The new supercharger stations will be able to recharge an electric vehicle in 20 to 30 minutes, compared to three to four hours at a conventional charging station, said Doug Stout, Fortis's vice president.
He says charging up shouldn't take longer than getting a cup of coffee at the local café.
"We're laying [charge stations] out across the southern Interior and they're really designed for those long trips, so you can pop in and charge your car quickly on a long trip and carry on again. It takes away that range anxiety people talk about."
Fortis says it's planning to build up a robust grid of charging stations across the province.
Similar stations are planned for Beaverdale, Osoyoos, Cawston, Nelson, Kaslo, Rossland, New Denver, and Nakusp.
40 by 2020
The company says it will operate and maintain the stations, with the help of funding from all three levels of government. Stout says the plan is to have 17 superchargers in the Kelowna-Creston-Princeton service by the end of this year, with 40 in place by the end of 2020.

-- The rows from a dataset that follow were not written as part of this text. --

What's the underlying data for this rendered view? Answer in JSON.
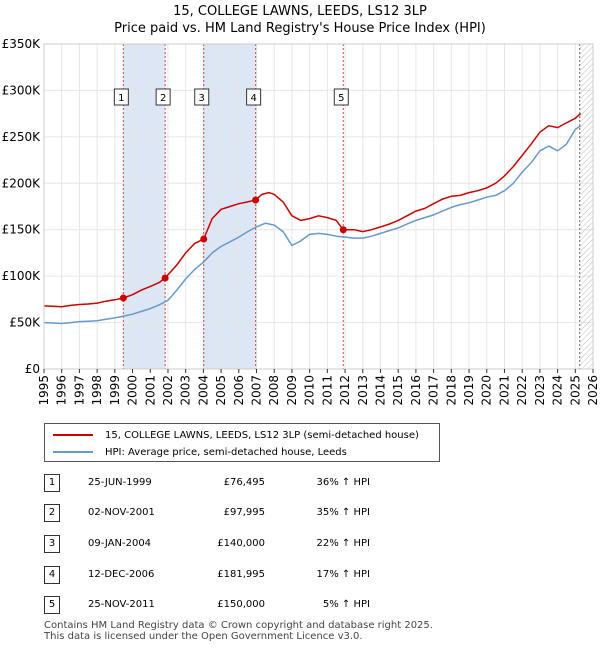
{
  "chart_data": {
    "type": "line",
    "title": "15, COLLEGE LAWNS, LEEDS, LS12 3LP",
    "subtitle": "Price paid vs. HM Land Registry's House Price Index (HPI)",
    "xlabel": "",
    "ylabel": "",
    "xlim": [
      1995,
      2026
    ],
    "ylim": [
      0,
      350000
    ],
    "y_ticks": [
      0,
      50000,
      100000,
      150000,
      200000,
      250000,
      300000,
      350000
    ],
    "y_tick_labels": [
      "£0",
      "£50K",
      "£100K",
      "£150K",
      "£200K",
      "£250K",
      "£300K",
      "£350K"
    ],
    "x_tick_labels": [
      "1995",
      "1996",
      "1997",
      "1998",
      "1999",
      "2000",
      "2001",
      "2002",
      "2003",
      "2004",
      "2005",
      "2006",
      "2007",
      "2008",
      "2009",
      "2010",
      "2011",
      "2012",
      "2013",
      "2014",
      "2015",
      "2016",
      "2017",
      "2018",
      "2019",
      "2020",
      "2021",
      "2022",
      "2023",
      "2024",
      "2025",
      "2026"
    ],
    "grid": true,
    "future_hatch_from": 2025.25,
    "series": [
      {
        "name": "15, COLLEGE LAWNS, LEEDS, LS12 3LP (semi-detached house)",
        "color": "#cc0000",
        "x": [
          1995.0,
          1995.5,
          1996.0,
          1996.5,
          1997.0,
          1997.5,
          1998.0,
          1998.5,
          1999.0,
          1999.48,
          2000.0,
          2000.5,
          2001.0,
          2001.5,
          2001.84,
          2002.5,
          2003.0,
          2003.5,
          2004.02,
          2004.5,
          2005.0,
          2005.5,
          2006.0,
          2006.5,
          2006.95,
          2007.3,
          2007.7,
          2008.0,
          2008.5,
          2009.0,
          2009.5,
          2010.0,
          2010.5,
          2011.0,
          2011.5,
          2011.9,
          2012.5,
          2013.0,
          2013.5,
          2014.0,
          2014.5,
          2015.0,
          2015.5,
          2016.0,
          2016.5,
          2017.0,
          2017.5,
          2018.0,
          2018.5,
          2019.0,
          2019.5,
          2020.0,
          2020.5,
          2021.0,
          2021.5,
          2022.0,
          2022.5,
          2023.0,
          2023.5,
          2024.0,
          2024.5,
          2025.0,
          2025.3
        ],
        "y": [
          68000,
          67500,
          67000,
          68500,
          69500,
          70000,
          71000,
          73000,
          74500,
          76495,
          80000,
          85000,
          89000,
          93000,
          97995,
          112000,
          125000,
          135000,
          140000,
          162000,
          172000,
          175000,
          178000,
          180000,
          181995,
          188000,
          190000,
          188000,
          180000,
          165000,
          160000,
          162000,
          165000,
          163000,
          160000,
          150000,
          150000,
          148000,
          150000,
          153000,
          156000,
          160000,
          165000,
          170000,
          173000,
          178000,
          183000,
          186000,
          187000,
          190000,
          192000,
          195000,
          200000,
          208000,
          218000,
          230000,
          242000,
          255000,
          262000,
          260000,
          265000,
          270000,
          275000
        ]
      },
      {
        "name": "HPI: Average price, semi-detached house, Leeds",
        "color": "#6699cc",
        "x": [
          1995.0,
          1995.5,
          1996.0,
          1996.5,
          1997.0,
          1997.5,
          1998.0,
          1998.5,
          1999.0,
          1999.5,
          2000.0,
          2000.5,
          2001.0,
          2001.5,
          2002.0,
          2002.5,
          2003.0,
          2003.5,
          2004.0,
          2004.5,
          2005.0,
          2005.5,
          2006.0,
          2006.5,
          2007.0,
          2007.5,
          2008.0,
          2008.5,
          2009.0,
          2009.5,
          2010.0,
          2010.5,
          2011.0,
          2011.5,
          2012.0,
          2012.5,
          2013.0,
          2013.5,
          2014.0,
          2014.5,
          2015.0,
          2015.5,
          2016.0,
          2016.5,
          2017.0,
          2017.5,
          2018.0,
          2018.5,
          2019.0,
          2019.5,
          2020.0,
          2020.5,
          2021.0,
          2021.5,
          2022.0,
          2022.5,
          2023.0,
          2023.5,
          2024.0,
          2024.5,
          2025.0,
          2025.3
        ],
        "y": [
          50000,
          49500,
          49000,
          50000,
          51000,
          51500,
          52000,
          53500,
          55000,
          57000,
          59000,
          62000,
          65000,
          69000,
          74000,
          85000,
          97000,
          107000,
          115000,
          125000,
          132000,
          137000,
          142000,
          148000,
          153000,
          157000,
          155000,
          148000,
          133000,
          138000,
          145000,
          146000,
          145000,
          143000,
          142000,
          141000,
          141000,
          143000,
          146000,
          149000,
          152000,
          156000,
          160000,
          163000,
          166000,
          170000,
          174000,
          177000,
          179000,
          182000,
          185000,
          187000,
          192000,
          200000,
          212000,
          222000,
          235000,
          240000,
          235000,
          242000,
          258000,
          262000
        ]
      }
    ],
    "sales": [
      {
        "num": "1",
        "x": 1999.48,
        "price": 76495
      },
      {
        "num": "2",
        "x": 2001.84,
        "price": 97995
      },
      {
        "num": "3",
        "x": 2004.02,
        "price": 140000
      },
      {
        "num": "4",
        "x": 2006.95,
        "price": 181995
      },
      {
        "num": "5",
        "x": 2011.9,
        "price": 150000
      }
    ]
  },
  "legend": {
    "property": "15, COLLEGE LAWNS, LEEDS, LS12 3LP (semi-detached house)",
    "hpi": "HPI: Average price, semi-detached house, Leeds"
  },
  "table": [
    {
      "num": "1",
      "date": "25-JUN-1999",
      "price": "£76,495",
      "hpi": "36% ↑ HPI"
    },
    {
      "num": "2",
      "date": "02-NOV-2001",
      "price": "£97,995",
      "hpi": "35% ↑ HPI"
    },
    {
      "num": "3",
      "date": "09-JAN-2004",
      "price": "£140,000",
      "hpi": "22% ↑ HPI"
    },
    {
      "num": "4",
      "date": "12-DEC-2006",
      "price": "£181,995",
      "hpi": "17% ↑ HPI"
    },
    {
      "num": "5",
      "date": "25-NOV-2011",
      "price": "£150,000",
      "hpi": "5% ↑ HPI"
    }
  ],
  "footer": {
    "line1": "Contains HM Land Registry data © Crown copyright and database right 2025.",
    "line2": "This data is licensed under the Open Government Licence v3.0."
  },
  "colors": {
    "property": "#cc0000",
    "hpi": "#6699cc",
    "band": "#dde6f5",
    "grid": "#e6e6e6"
  }
}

"I think it makes the decision [to buy an EV] a lot easier. [The provincial government] topped up some more funding into the EV program. But there's been a huge uptake and they actually have gone through most of the funding already."
To extend the program, starting June 24 the province has reduced its portion of EV consumer rebates from $5,000 to $3,000.
Federal rebates take another $5,000 off the cost of EVs, and $2,500 off plug-in hybrids.
Ottawa also increased the vehicle value limit from $45,000 to $55,000 to increase buyer options.